I love failure. We don’t talk enough about it... I think we only notice ‘Eureka!’ moments in history — like, I sold a book — instead of the failures that came before.
Fitzharris is a strange breed of celebrity: her ebullient fans write to her, ask for advice, send gifts (one recent present was a carved skull, of her book cover). She is about to start a US tour, including a talk at the Smithsonian, and fans are promising to drive hundreds of miles, give up wedding anniversaries, just to see her talk.
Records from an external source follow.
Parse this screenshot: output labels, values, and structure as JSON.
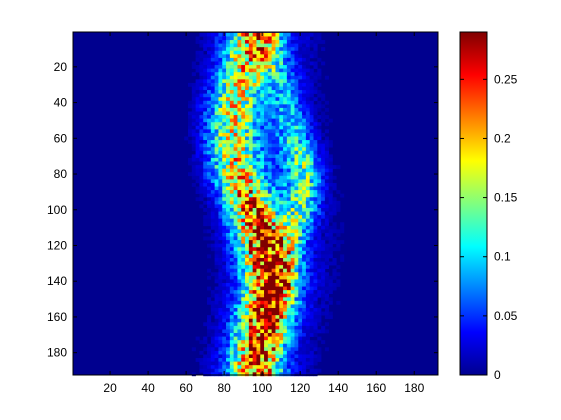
{
  "chart_data": {
    "type": "heatmap",
    "title": "",
    "xlabel": "",
    "ylabel": "",
    "x_range": [
      1,
      192
    ],
    "y_range": [
      1,
      192
    ],
    "y_direction": "top-to-bottom",
    "x_ticks": [
      20,
      40,
      60,
      80,
      100,
      120,
      140,
      160,
      180
    ],
    "y_ticks": [
      20,
      40,
      60,
      80,
      100,
      120,
      140,
      160,
      180
    ],
    "x_tick_labels": [
      "20",
      "40",
      "60",
      "80",
      "100",
      "120",
      "140",
      "160",
      "180"
    ],
    "y_tick_labels": [
      "20",
      "40",
      "60",
      "80",
      "100",
      "120",
      "140",
      "160",
      "180"
    ],
    "colormap": "jet",
    "colorbar": {
      "range": [
        0,
        0.29
      ],
      "ticks": [
        0,
        0.05,
        0.1,
        0.15,
        0.2,
        0.25
      ],
      "tick_labels": [
        "0",
        "0.05",
        "0.1",
        "0.15",
        "0.2",
        "0.25"
      ]
    },
    "grid": false,
    "legend": "none",
    "structure": {
      "description_of_values": "Two intertwining noisy bands of intensity on a near-zero background; column positions are x data units at given row (y)",
      "main_band_center_x": [
        [
          1,
          95
        ],
        [
          20,
          90
        ],
        [
          40,
          84
        ],
        [
          60,
          83
        ],
        [
          80,
          86
        ],
        [
          100,
          94
        ],
        [
          120,
          100
        ],
        [
          140,
          104
        ],
        [
          160,
          100
        ],
        [
          180,
          96
        ],
        [
          192,
          95
        ]
      ],
      "main_band_peak": [
        [
          1,
          0.17
        ],
        [
          20,
          0.15
        ],
        [
          60,
          0.14
        ],
        [
          100,
          0.2
        ],
        [
          130,
          0.25
        ],
        [
          150,
          0.23
        ],
        [
          180,
          0.19
        ]
      ],
      "secondary_band_center_x": [
        [
          1,
          100
        ],
        [
          20,
          107
        ],
        [
          40,
          112
        ],
        [
          60,
          117
        ],
        [
          80,
          121
        ],
        [
          100,
          119
        ],
        [
          120,
          112
        ],
        [
          140,
          107
        ],
        [
          160,
          103
        ],
        [
          192,
          98
        ]
      ],
      "secondary_band_peak": [
        [
          1,
          0.06
        ],
        [
          40,
          0.06
        ],
        [
          80,
          0.12
        ],
        [
          100,
          0.1
        ],
        [
          140,
          0.05
        ],
        [
          192,
          0.04
        ]
      ],
      "background_extent_x": [
        58,
        140
      ]
    }
  }
}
In curious parallel, her mild-mannered subject experienced similar fanfare on his arrival in the US: sitting in one of Lister’s packed audiences — much the same as he had once done with Liston — was a Missouri chemist who would name his first product after him (Listerine). Another was attended by one of the brothers behind Johnson & Johnson, who was so inspired that he started the company, initially selling only antiseptic bandages. Lister died in 1912, a legend in his own lifetime, something Fitzharris says irritated him; he wanted to be remembered for his scientific achievements, not as a celebrity.
“This is the story of historical figures, though. We hold them up like saints, but it is nice to get a sense of the person lingering behind the legend.” She laughs. “He’d hate my book.”